Kehr and her students are among the 30 Southern Oregon elementary schools participating in the “Classroom at Crater Lake,” a program created as part of the developing Crater Lake Science and Learning Center through the Crater Lake Trust. The center, located at two historic park buildings – one as a laboratory, the other as a dormitory – will officially open in July 2006 to scientists, researchers and graduate students. The “classroom,” which provides instructional materials and grants for bus travel, is in its second year.
“Kids will remember when they go to a place,” Kehr said. “When they’ve been out there and seen it and done it, they remember it. And,” she added, smiling, “It’s fun.”
Fun it was.
Even on a spring day the snow was falling. Kanes urged the students to catch the snowflakes, to study their shapes and sizes. She told how tiny molecules of water attach to specks of dust or dirt, and how they jointly freeze into snow.
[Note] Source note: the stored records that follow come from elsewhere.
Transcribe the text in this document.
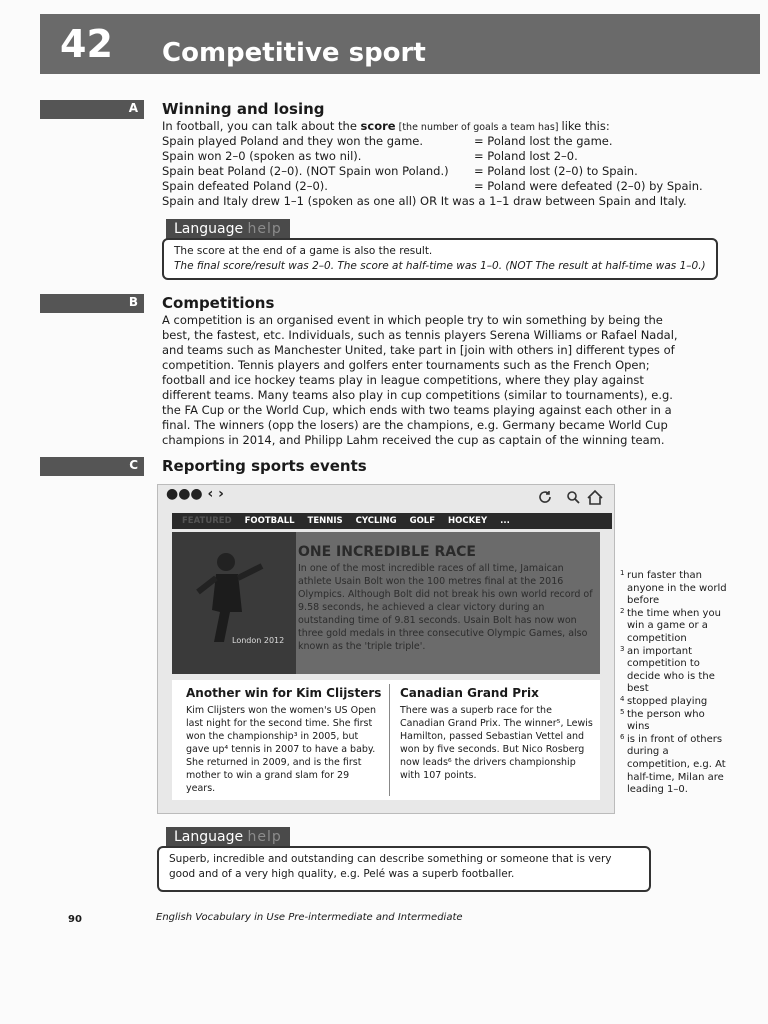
42 Competitive sport
A Winning and losing
In football, you can talk about the score [the number of goals a team has] like this:
Spain played Poland and they won the game.
Spain won 2–0 (spoken as two nil).
Spain beat Poland (2–0). (NOT Spain won Poland.)
Spain defeated Poland (2–0).
= Poland lost the game.
= Poland lost 2–0.
= Poland lost (2–0) to Spain.
= Poland were defeated (2–0) by Spain.
Spain and Italy drew 1–1 (spoken as one all) OR It was a 1–1 draw between Spain and Italy.
Language help
The score at the end of a game is also the result.
The final score/result was 2–0. The score at half-time was 1–0. (NOT The result at half-time was 1–0.)
B Competitions
A competition is an organised event in which people try to win something by being the best, the fastest, etc. Individuals, such as tennis players Serena Williams or Rafael Nadal, and teams such as Manchester United, take part in [join with others in] different types of competition. Tennis players and golfers enter tournaments such as the French Open; football and ice hockey teams play in league competitions, where they play against different teams. Many teams also play in cup competitions (similar to tournaments), e.g. the FA Cup or the World Cup, which ends with two teams playing against each other in a final. The winners (opp the losers) are the champions, e.g. Germany became World Cup champions in 2014, and Philipp Lahm received the cup as captain of the winning team.
C Reporting sports events
●●● ‹ ›
FEATURED FOOTBALL TENNIS CYCLING GOLF HOCKEY ...
London 2012
ONE INCREDIBLE RACE
In one of the most incredible races of all time, Jamaican athlete Usain Bolt won the 100 metres final at the 2016 Olympics. Although Bolt did not break his own world record of 9.58 seconds, he achieved a clear victory during an outstanding time of 9.81 seconds. Usain Bolt has now won three gold medals in three consecutive Olympic Games, also known as the 'triple triple'.
Another win for Kim Clijsters
Kim Clijsters won the women's US Open last night for the second time. She first won the championship³ in 2005, but gave up⁴ tennis in 2007 to have a baby. She returned in 2009, and is the first mother to win a grand slam for 29 years.
Canadian Grand Prix
There was a superb race for the Canadian Grand Prix. The winner⁵, Lewis Hamilton, passed Sebastian Vettel and won by five seconds. But Nico Rosberg now leads⁶ the drivers championship with 107 points.
1 run faster than anyone in the world before
2 the time when you win a game or a competition
3 an important competition to decide who is the best
4 stopped playing
5 the person who wins
6 is in front of others during a competition, e.g. At half-time, Milan are leading 1–0.
Language help
Superb, incredible and outstanding can describe something or someone that is very
good and of a very high quality, e.g. Pelé was a superb footballer.
90	English Vocabulary in Use Pre-intermediate and Intermediate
She directed them to grab handfuls of snow and imagine their hands and arms were snow-covered tree limbs. Then, as the students outstretched arms grew weary, she told them to relax. As the hands dropped, so did the snow.
Kanes talked about deer and elk, animals that leave in winter for less snowy climates.
She told of critters that stay and how they adapt. Voles, she explained, spend summer months storing food. In winter they live in the deep, less compacted sugary snow, where they huddle together for warmth, dig and move through tunnels. And told how foxes, stalking stealth-like for prey, listen for the soft murmurs of voles peeking out for air.
After their hour and a half snowshoe, shivering students and adults huddled in their heated school bus. Excited chatter filled the air. Everyone dug into their packed lunches.
Just like the foxes and voles, they were adapting to a wintry day at their Crater Lake classroom.